As the holidays approach, we look forward to many family gatherings. Thanksgiving and Christmas are occasions for going to Grandma’s house and seeing parts of the family we never seem to see otherwise. We certainly look forward to being with friends and folks whom we admire and love. We also can dread being with edgy relatives so different from ourselves.
Rewind for a minute, if you will, and come with me to last month’s meeting of the National Council of Churches in New Orleans. It was the centennial anniversary of the Great 1910 Missionary Conference of Edinburgh, celebrated in retrospect as the beginning of the modern ecumenical movement.
At that meeting I had the privilege of responding as a Catholic to a keynote address given by the Secretary General of the World Council of Churches. The theme of the gathering in New Orleans was simply, “Witnesses to these things.” My point was that being a witness didn’t hang in midair, isolated from anything concrete … but rather that there was an object to our witness, an apostolic content if you will, for which and to which we were accountable. My words, out of the richest of Catholic Christian tradition, were well received and sparked some further conversation among the delegates from some 23 different churches.
We also had the opportunity during that gathering in New Orleans to sit down anew with some of the American Christian denominations with whom we find ourselves in disagreement at this point in history. After some 40 years of theological dialogue we may agree in almost every aspect of our common Christian tradition, but now differ deeply over the traditional requirements for ministry and over questions of human sexuality.
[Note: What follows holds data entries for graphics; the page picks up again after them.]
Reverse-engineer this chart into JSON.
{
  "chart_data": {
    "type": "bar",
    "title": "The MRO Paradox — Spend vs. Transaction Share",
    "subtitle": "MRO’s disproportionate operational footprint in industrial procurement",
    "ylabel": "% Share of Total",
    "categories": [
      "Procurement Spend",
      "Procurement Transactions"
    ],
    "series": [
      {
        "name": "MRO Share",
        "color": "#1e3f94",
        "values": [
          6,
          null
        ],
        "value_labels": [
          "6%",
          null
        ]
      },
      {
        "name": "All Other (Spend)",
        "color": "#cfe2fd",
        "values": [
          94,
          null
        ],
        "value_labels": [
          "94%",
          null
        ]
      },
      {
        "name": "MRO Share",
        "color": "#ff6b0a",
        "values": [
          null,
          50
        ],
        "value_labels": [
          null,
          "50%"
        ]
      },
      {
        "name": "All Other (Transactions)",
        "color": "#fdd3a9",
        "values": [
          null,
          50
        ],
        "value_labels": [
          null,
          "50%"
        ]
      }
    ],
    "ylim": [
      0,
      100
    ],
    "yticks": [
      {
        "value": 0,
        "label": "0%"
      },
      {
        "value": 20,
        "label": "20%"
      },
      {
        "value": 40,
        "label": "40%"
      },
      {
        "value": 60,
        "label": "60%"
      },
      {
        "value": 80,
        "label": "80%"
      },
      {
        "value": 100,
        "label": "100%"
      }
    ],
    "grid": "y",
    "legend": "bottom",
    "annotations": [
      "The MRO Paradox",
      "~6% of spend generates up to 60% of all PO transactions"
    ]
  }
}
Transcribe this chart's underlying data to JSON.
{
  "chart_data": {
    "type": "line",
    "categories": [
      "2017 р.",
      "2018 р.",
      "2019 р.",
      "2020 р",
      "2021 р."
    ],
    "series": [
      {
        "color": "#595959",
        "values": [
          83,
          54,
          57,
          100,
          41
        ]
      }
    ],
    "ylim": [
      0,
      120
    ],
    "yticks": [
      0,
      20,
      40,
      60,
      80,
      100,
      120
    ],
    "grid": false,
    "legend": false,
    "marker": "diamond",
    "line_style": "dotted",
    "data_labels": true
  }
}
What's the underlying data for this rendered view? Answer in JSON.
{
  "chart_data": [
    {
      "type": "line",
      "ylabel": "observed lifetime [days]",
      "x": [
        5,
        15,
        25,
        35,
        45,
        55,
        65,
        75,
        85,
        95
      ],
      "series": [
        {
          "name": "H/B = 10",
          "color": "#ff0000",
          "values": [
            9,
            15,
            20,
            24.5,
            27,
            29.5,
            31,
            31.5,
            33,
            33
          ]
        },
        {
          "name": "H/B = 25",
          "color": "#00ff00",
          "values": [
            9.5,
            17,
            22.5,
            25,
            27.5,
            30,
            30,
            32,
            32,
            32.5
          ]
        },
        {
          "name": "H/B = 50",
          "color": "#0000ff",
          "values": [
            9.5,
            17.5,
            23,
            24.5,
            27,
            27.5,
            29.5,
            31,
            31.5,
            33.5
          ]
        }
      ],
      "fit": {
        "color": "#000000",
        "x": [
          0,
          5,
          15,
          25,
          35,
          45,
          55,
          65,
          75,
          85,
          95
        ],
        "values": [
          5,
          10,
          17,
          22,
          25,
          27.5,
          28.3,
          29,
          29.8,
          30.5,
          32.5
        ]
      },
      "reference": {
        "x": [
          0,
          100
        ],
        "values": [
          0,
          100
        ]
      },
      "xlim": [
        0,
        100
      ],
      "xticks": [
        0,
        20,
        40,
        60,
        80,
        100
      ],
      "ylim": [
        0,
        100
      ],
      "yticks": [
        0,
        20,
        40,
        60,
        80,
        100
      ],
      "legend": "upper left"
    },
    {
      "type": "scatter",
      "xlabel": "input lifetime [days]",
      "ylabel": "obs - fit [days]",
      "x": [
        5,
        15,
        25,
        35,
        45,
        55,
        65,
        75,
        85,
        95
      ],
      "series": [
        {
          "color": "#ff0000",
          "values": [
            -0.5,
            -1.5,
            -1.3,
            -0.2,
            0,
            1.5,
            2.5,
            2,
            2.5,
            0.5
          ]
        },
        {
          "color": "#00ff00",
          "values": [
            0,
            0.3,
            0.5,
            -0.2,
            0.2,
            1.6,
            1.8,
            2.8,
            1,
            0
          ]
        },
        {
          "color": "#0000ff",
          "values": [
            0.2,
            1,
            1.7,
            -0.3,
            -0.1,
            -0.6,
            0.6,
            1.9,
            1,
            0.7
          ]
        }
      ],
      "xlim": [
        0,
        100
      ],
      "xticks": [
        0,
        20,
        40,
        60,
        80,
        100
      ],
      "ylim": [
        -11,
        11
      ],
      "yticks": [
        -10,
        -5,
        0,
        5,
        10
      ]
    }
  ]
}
It struck the members of our Catholic delegation of observers (because we are not full members of the National Council) that we have an obligation to sit down together, precisely because we are in disagreement.
Serious new differences may change the character of our dialogue, and may even make full and final reconciliation and reunion among our churches more remote, but that can never mean that we step away from the table of Christian dialogue and simply concern ourselves with like-minded people.
Christ asks us to pray as he did that “all may be one” (John 17:21), and to take every step possible toward that goal. The Second Vatican Council asked that Catholics take the first step in this regard. So, for example, in New Orleans the Catholic delegation invited the delegation from the Episcopal Church of the United States to breakfast, and hosted a conversation about where to begin an effort to understand our differences and each other’s approach to the neuralgic issues of our day.
It is very interesting that, at the suggestion of the Holy See, and with their encouragement, both the current official dialogue of Catholics with Episcopalians, and the proposed dialogue of Catholics with Lutherans, will address aspects of decision making in our respective churches. Who makes major moral and doctrinal decisions in our churches? By what authority and by what process? How does one stay rooted in the Scriptures and still address contemporary problems never imagined in the ancient world? How does a church remain rooted in the whole of Scripture, not merely in favorite verses which reflect our personal opinions?
My ecumenical point is that the more deeply we disagree at any moment, the more important it is that we sit down together with mutual respect, Christian charity and basic civility to listen carefully to each other. Dialogues are not intended to make converts, but to discover new levels and depths of mutual understanding. Conversion, however, may occur when we see things through another’s eyes, and a new and deeper sense of unity in search of God’s truth may result.
So back to the question of family gatherings during the forthcoming holidays…. Maybe it’s time to make a special effort this year to listen carefully to friends and relatives with whom we disagree strongly. Our nation and our world have experienced far too much bitter division and harsh condemnation of those with whom they disagree. Often the bloggers say outrageous things about others, with neither regard for truth, charity or basic human respect. That has to stop, and we who claim to be Christian with a divine mandate to love our neighbors ought to take the lead.
Christ loved everyone; even those whom we might feel are unlovable. We are asked to do the same. That does not mean sacrificing truth, and it even may mean loving someone enough and caring enough to speak the truth clearly, but always in love.
The New Testament brought Jews and Gentiles together in an unprecedented fashion. The book of Revelation dreams of ancient rivals and bitter enemies being united in God’s victory over sin and evil.
The holidays are holy days. They are occasions to rediscover the goodness in others, and to see anew why God might love each person so utterly and completely. We may not be able to pull it off with complete success, but we can try. The mystery of the Incarnation starts with the real world as it is, warts and all.
The meeting of the National Council of Churches was a reminder of what the world around us needs to do. Churches ought to provide the basic example for the world. That is one of the tasks to which God calls the true Church of Christ.